Świetni w defensywie

Po meczu ze Stomilem Olsztyn licznik bez straty gola w 2014 roku dobił już do 360 minut. Puszcza jest jedynym zespołem który nie stracił jeszcze w tym roku gola.

Jesień nie zapowiadała tak świetnego wyniku. W ciągu 3 kolejek rozegranych pomiędzy 12 a 27 października Andrzej Sobieszczyk wyciągał piłkę z siatki aż 11-krotnie. To był najgorszy czas dla naszego zespołu biorąc pod uwagę liczbę straconych goli. Łącznie w meczach pierwszoligowych rozegranych w 2013 roku piłkarze Puszczy stracili 29 bramek.

W czterech kolejnych meczach rundy wiosennej linia defensywna Puszczy prezentuje się bezbłędnie.
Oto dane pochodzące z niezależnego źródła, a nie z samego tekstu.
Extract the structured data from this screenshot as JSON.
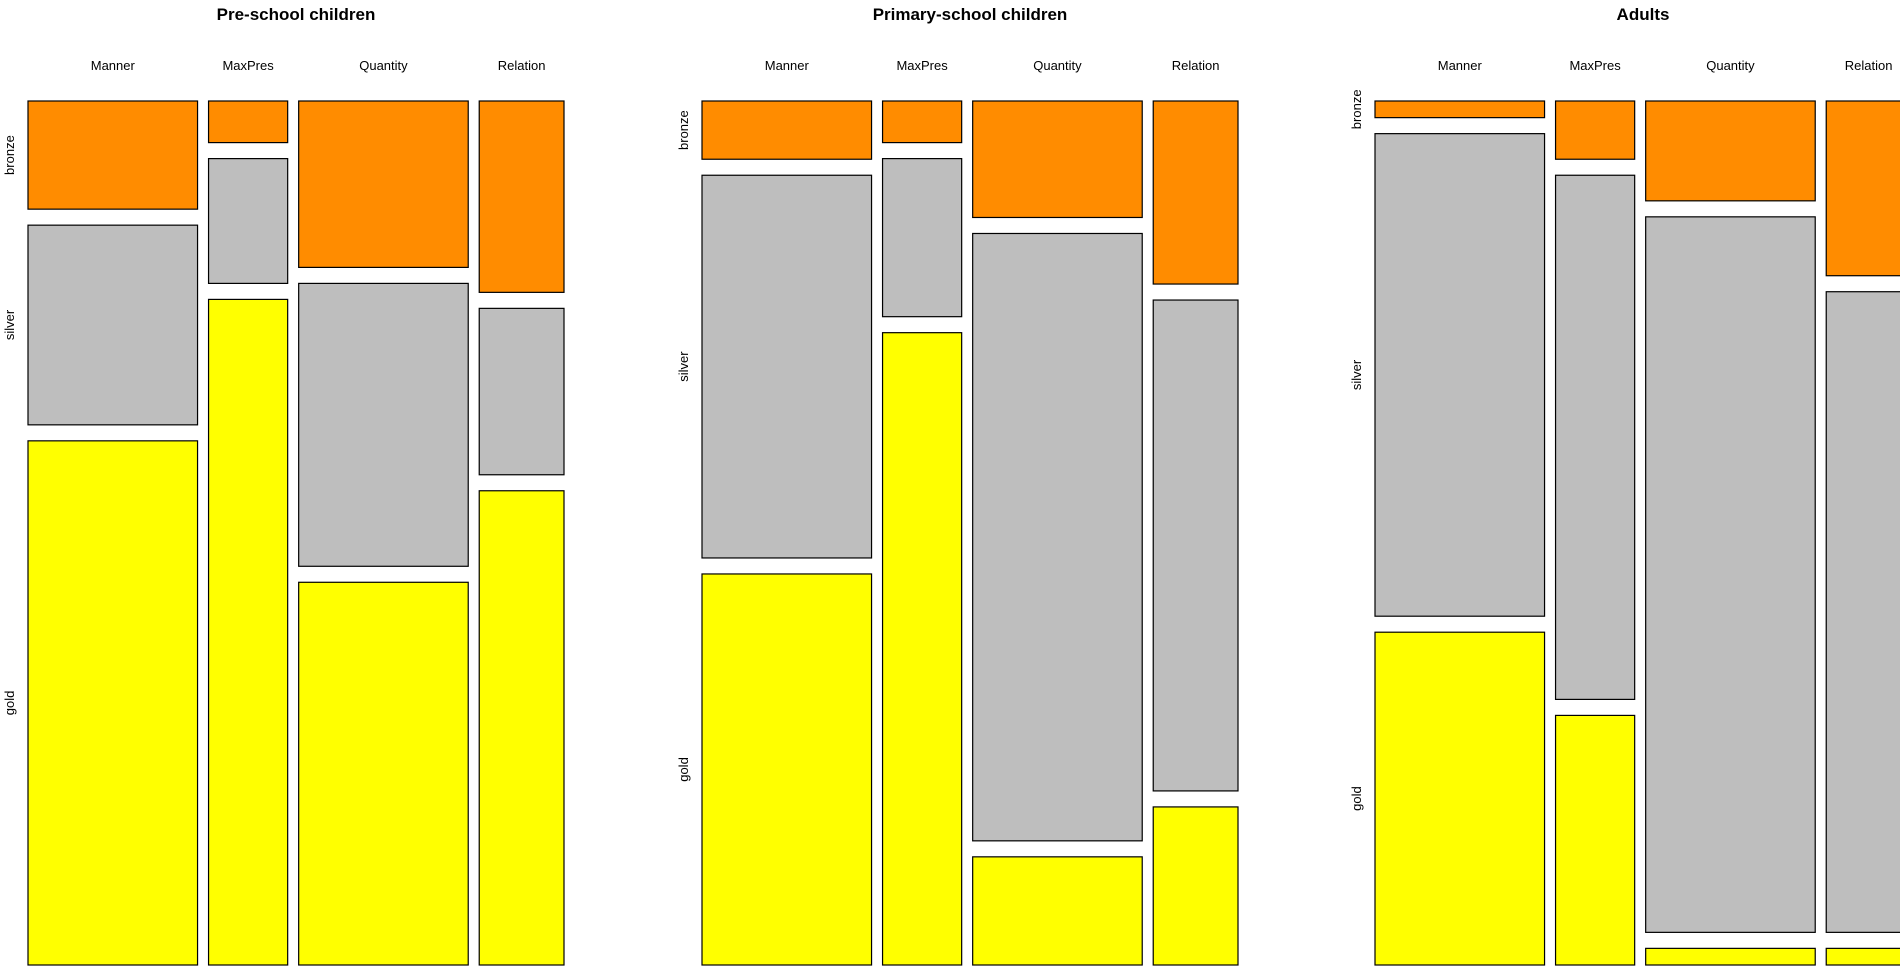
{
  "chart_data": [
    {
      "type": "mosaic",
      "title": "Pre-school children",
      "categories": [
        "Manner",
        "MaxPres",
        "Quantity",
        "Relation"
      ],
      "column_widths": [
        0.3,
        0.14,
        0.3,
        0.15
      ],
      "levels": [
        "bronze",
        "silver",
        "gold"
      ],
      "proportions": {
        "bronze": [
          0.13,
          0.05,
          0.2,
          0.23
        ],
        "silver": [
          0.24,
          0.15,
          0.34,
          0.2
        ],
        "gold": [
          0.63,
          0.8,
          0.46,
          0.57
        ]
      }
    },
    {
      "type": "mosaic",
      "title": "Primary-school children",
      "categories": [
        "Manner",
        "MaxPres",
        "Quantity",
        "Relation"
      ],
      "column_widths": [
        0.3,
        0.14,
        0.3,
        0.15
      ],
      "levels": [
        "bronze",
        "silver",
        "gold"
      ],
      "proportions": {
        "bronze": [
          0.07,
          0.05,
          0.14,
          0.22
        ],
        "silver": [
          0.46,
          0.19,
          0.73,
          0.59
        ],
        "gold": [
          0.47,
          0.76,
          0.13,
          0.19
        ]
      }
    },
    {
      "type": "mosaic",
      "title": "Adults",
      "categories": [
        "Manner",
        "MaxPres",
        "Quantity",
        "Relation"
      ],
      "column_widths": [
        0.3,
        0.14,
        0.3,
        0.15
      ],
      "levels": [
        "bronze",
        "silver",
        "gold"
      ],
      "proportions": {
        "bronze": [
          0.02,
          0.07,
          0.12,
          0.21
        ],
        "silver": [
          0.58,
          0.63,
          0.86,
          0.77
        ],
        "gold": [
          0.4,
          0.3,
          0.02,
          0.02
        ]
      }
    }
  ],
  "colors": {
    "bronze": "#ff8c00",
    "silver": "#bebebe",
    "gold": "#ffff00"
  }
}
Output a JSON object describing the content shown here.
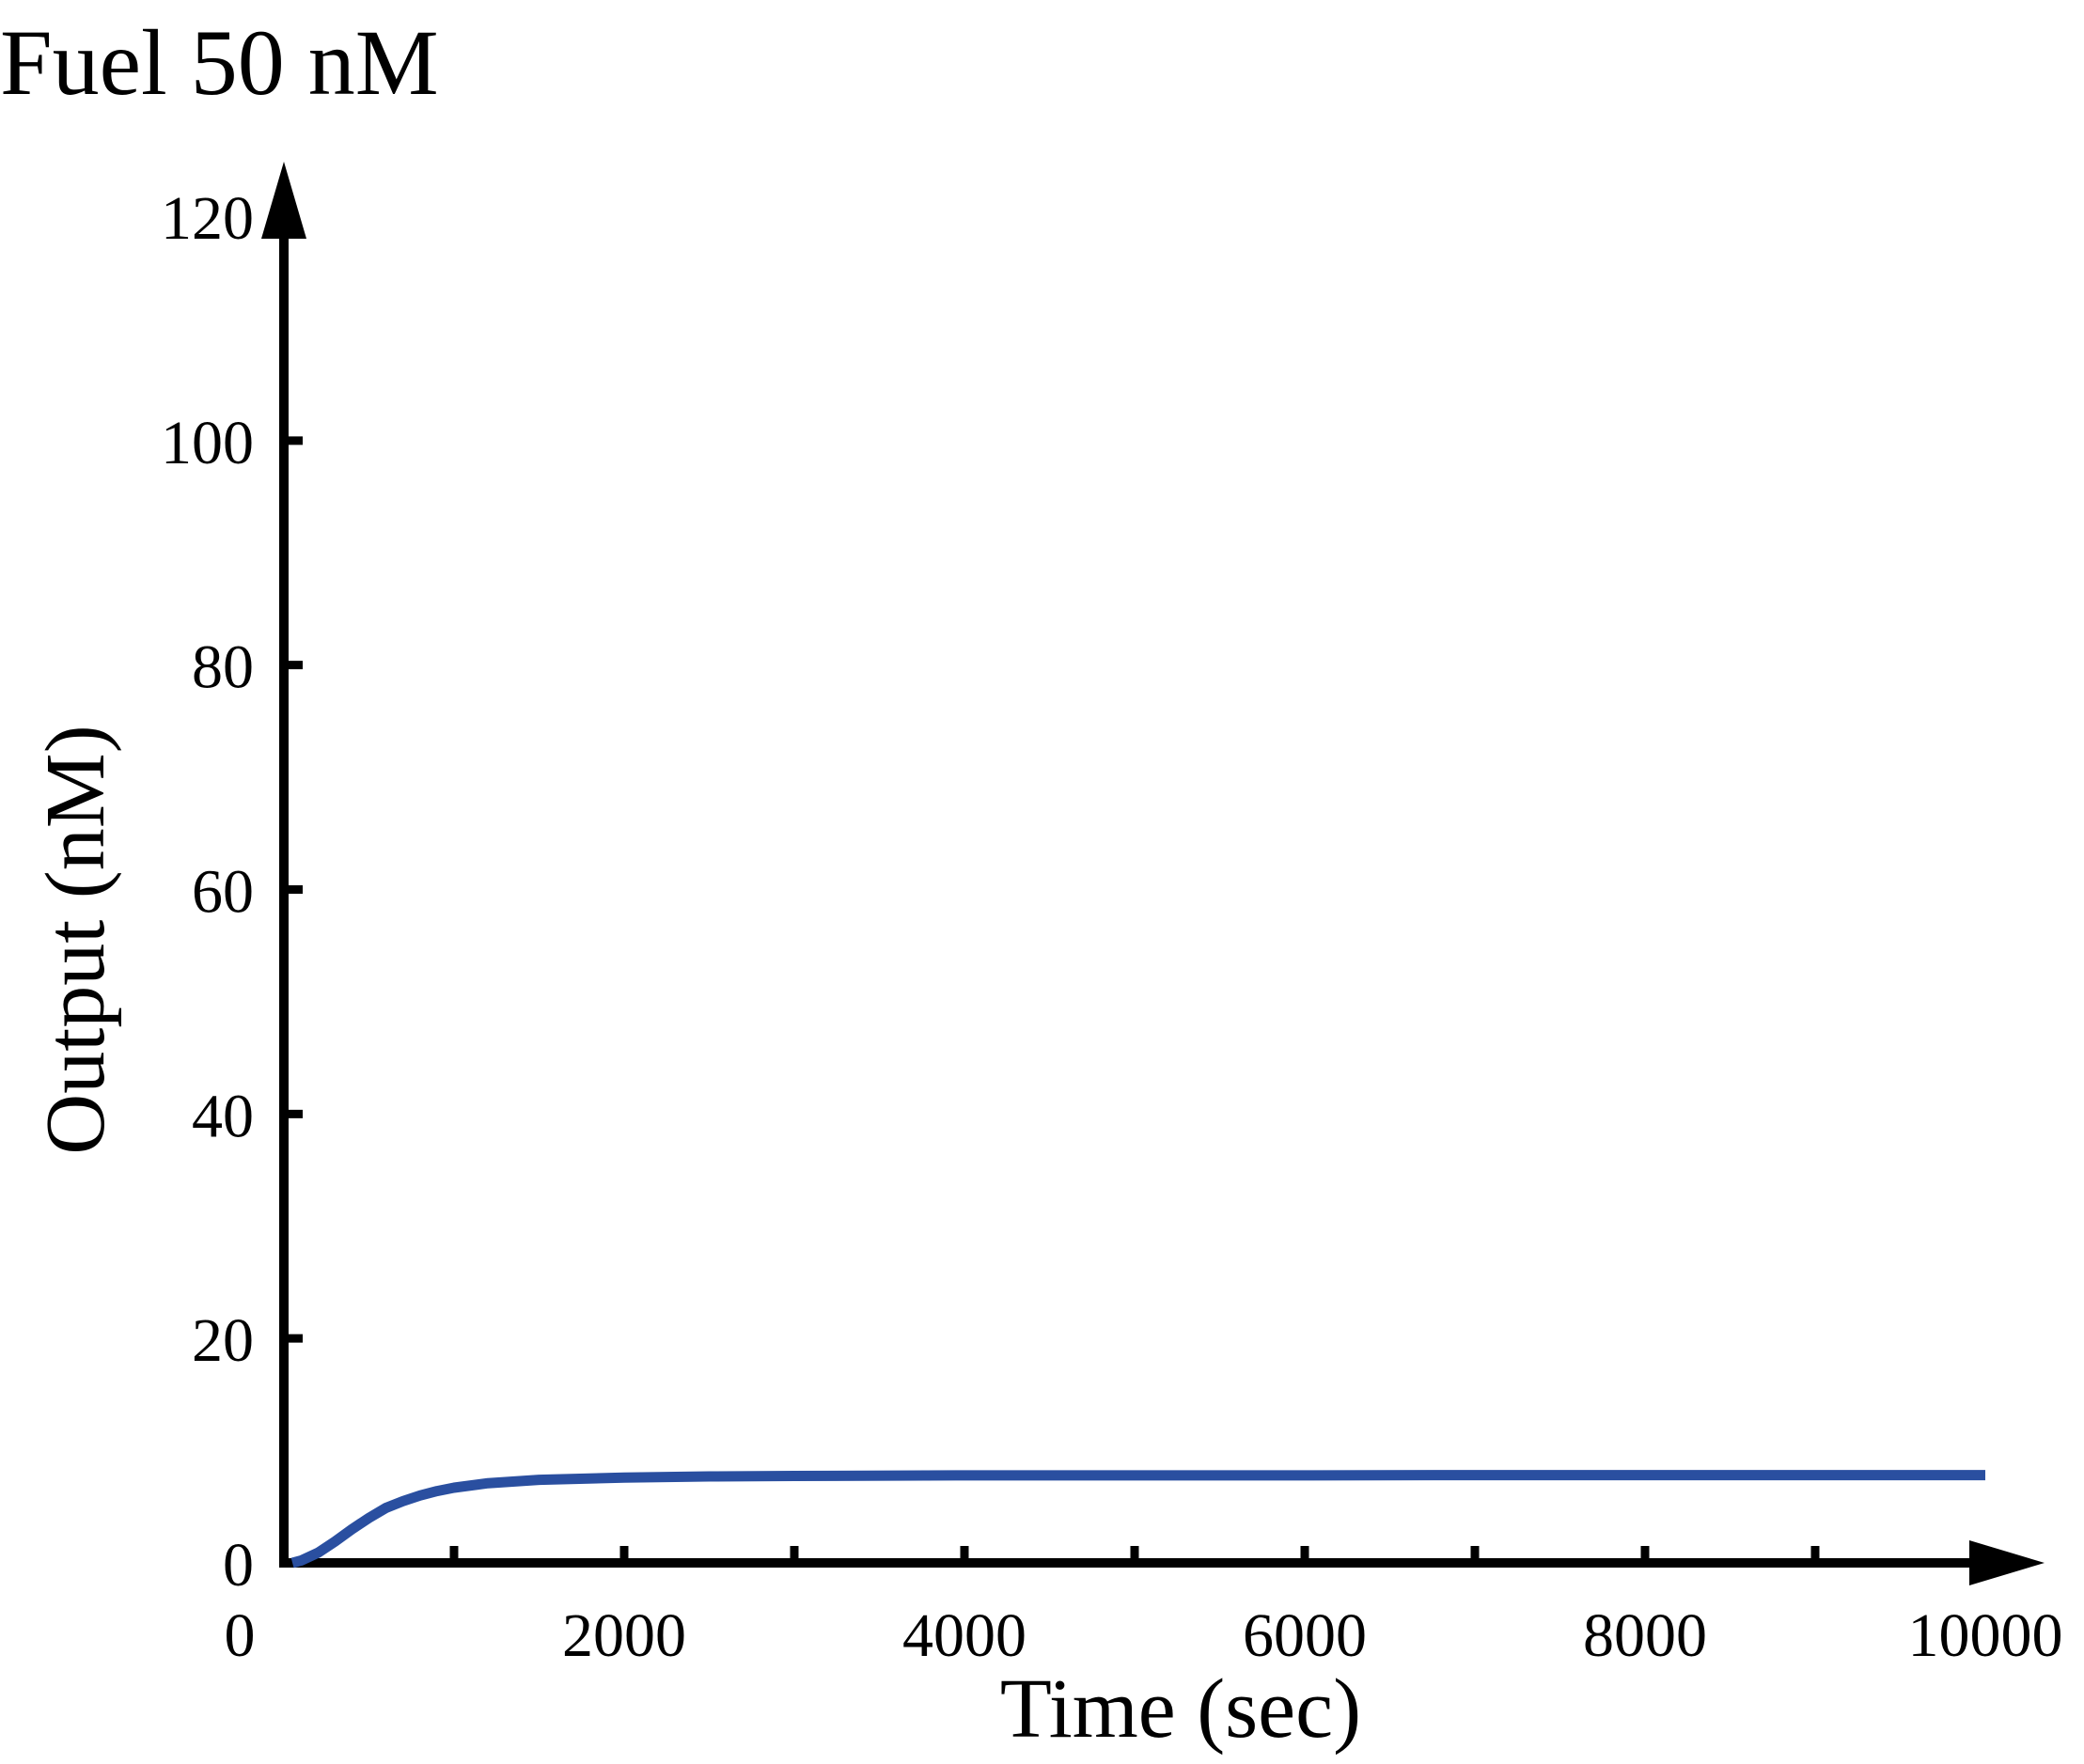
{
  "chart_data": {
    "type": "line",
    "title": "Fuel 50 nM",
    "xlabel": "Time (sec)",
    "ylabel": "Output (nM)",
    "xlim": [
      0,
      10000
    ],
    "ylim": [
      0,
      120
    ],
    "x_ticks": [
      0,
      1000,
      2000,
      3000,
      4000,
      5000,
      6000,
      7000,
      8000,
      9000,
      10000
    ],
    "x_tick_labels": [
      {
        "value": 0,
        "label": "0"
      },
      {
        "value": 2000,
        "label": "2000"
      },
      {
        "value": 4000,
        "label": "4000"
      },
      {
        "value": 6000,
        "label": "6000"
      },
      {
        "value": 8000,
        "label": "8000"
      },
      {
        "value": 10000,
        "label": "10000"
      }
    ],
    "y_ticks": [
      0,
      20,
      40,
      60,
      80,
      100,
      120
    ],
    "y_tick_labels": [
      {
        "value": 0,
        "label": "0"
      },
      {
        "value": 20,
        "label": "20"
      },
      {
        "value": 40,
        "label": "40"
      },
      {
        "value": 60,
        "label": "60"
      },
      {
        "value": 80,
        "label": "80"
      },
      {
        "value": 100,
        "label": "100"
      },
      {
        "value": 120,
        "label": "120"
      }
    ],
    "grid": false,
    "series": [
      {
        "color": "#2a4fa0",
        "x": [
          50,
          100,
          200,
          300,
          400,
          500,
          600,
          700,
          800,
          900,
          1000,
          1200,
          1500,
          2000,
          2500,
          3000,
          4000,
          5000,
          6000,
          7000,
          8000,
          9000,
          10000
        ],
        "y": [
          0,
          0.2,
          0.9,
          1.9,
          3.0,
          4.0,
          4.9,
          5.5,
          6.0,
          6.4,
          6.7,
          7.1,
          7.4,
          7.6,
          7.7,
          7.75,
          7.8,
          7.8,
          7.8,
          7.82,
          7.82,
          7.82,
          7.82
        ]
      }
    ]
  }
}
W pełnym wymiarze czasowym zagrało w tym czasie dwóch zawodników: wspomniany Andrzej Sobieszczyk i Tomasz Wełna. Andrzej w czasie okresu przygotowawczego miał ułatwione zadanie bowiem kontuzji doznał Krystian Stępniowski. Widać jednak, że szansę którą dostał wykorzystuje wyśmienicie. Tomek jest nowym zawodnikiem i jak można już zauważyć jego przyjście do drużyny było świetną decyzją.

W trzech meczach zagrali Marcin Biernat oraz Wallace. Marcin dwukrotnie wystąpił w tym czasie na prawej obronie, nowej dla siebie pozycji. Wkład w świetną postawę naszej defensywy mieli również Petar Borovacanin i Michał Mikołajczyk oraz Damian Szymonik. To pokazuje, że niezależnie od zestawienia naszej defensywy gramy za zero z tyłu.

Z pewnością pozytywny wpływ na postawę obrońców mają również defensywni pomocnicy: Paweł Strózik, Longinus Uwakwe i Marcel Kotwica. O ile rolę Pawła i Longinusa w rozbijaniu ataków rywali mieliśmy okazję zaobserwować choćby jesienią, tak Marcel, kolejny z nowych piłkarzy w naszym składzie przebojem wdarł się do pierwszego składu. Dodatkowo Marcel w przeciwieństwie do partnerów w linii pomocy nie dostaje zbyt wielu żółtych kartek. W pierwszych czterech meczach (trzy w pełnym wymiarze czasowym) został zaledwie raz ukarany przez sędziego.

Warto utrzymać tą świetną dyspozycję w formacji defensywnej skupiając się teraz szczególnie na poczynaniach w ofensywie, bo serię dwóch kolejny meczów bez strzelonej bramki należy przerwać w meczu z GKS-em Tychy.